The present invention relates to an apparatus for measuring blood flow, and more particularly to an apparatus for measuring blood flow for noninvasively obtaining blood flow information.
Apparatuses employing laser beam irradiation for noninvasively measuring data relating to blood flow within in vivo tissue are well known. Most of these prior art apparatuses project a laser beam onto the in vivo tissue so as to obtain a speckle pattern by interference among the rays of light scattered by corpuscles within the tissue. The speckle pattern varies with the movement of the corpuscles and it is possible to obtain a speckle signal proportional to the corpuscle velocity by, for example, measuring the variation in intensity of the light reflected from a single point. Thus in apparatuses of this type, data relating to blood flow is obtained from variations in the speckle signal.
In one such prior art method of obtaining blood flow data, the measurement is carried out by using optical fiber probes for detecting time-course variation in the intensity of light reflected at selected measurement points. This method is directed solely to obtaining data in respect of a single point and, therefore, does not allow observation of blood flow distribution over a given area.
There is also known a method of measuring blood flow distribution by two-dimensionally scanning the in vivo tissue with a laser beam. This method is described in Japanese, Patent; Public Disclosure Sho 63(1988)-214238 which discloses using a mirror to scan the in vivo tissue surface with a laser beam spot that has been linearly expanded by a cylindrical lens. The reflected scattered light is detected with an image sensor. Also, this method is described in Japanese Patent Public Disclosure Sho 64(1989)-37931 which discloses using a light deflecting element for reciprocally scanning the in vivo tissue surface with a light spot at a prescribed, scanning period. Blood flow data is derived from the difference between two light signals obtained from the same spot at two points of time separated by a prescribed time interval.

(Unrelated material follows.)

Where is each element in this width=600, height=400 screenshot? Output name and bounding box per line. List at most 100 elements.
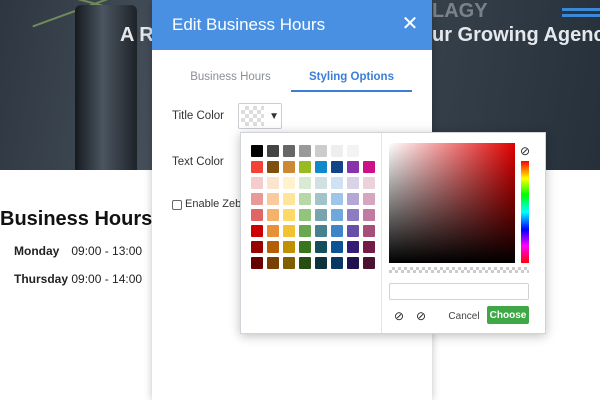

Since these prior art measurement methods require continuous scanning involving the reciprocal movement of irradiating light with respect to the in vivo tissue surface, a prerequisite of their use is that the in vivo tissue under examination be maintained stationary throughout the measurement. Specifically, since the data is compared and calculated at every measurement point within the measurement region during every scanning cycle, any shift in the measurement points would affect all of the measurement data and immediately deprive it of reliability.

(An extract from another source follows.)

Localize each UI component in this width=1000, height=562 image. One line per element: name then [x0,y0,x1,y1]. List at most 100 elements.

Moreover, while the two-dimensional scanning enables spatially continuous measurement, it is intermittent in terms of time from the viewpoint of any given single scanned point. As a result, the frequency of the speckle signal obtained is dependent on the scanning frequency. Where measurement is conducted with respect to rapid blood flow such as encountered in the eye fundus, for example, the speckle signal falls in a high frequency band and, with the conventional methods, it becomes necessary to increase the scanning speed accordingly. This makes it necessary to use a more complex apparatus.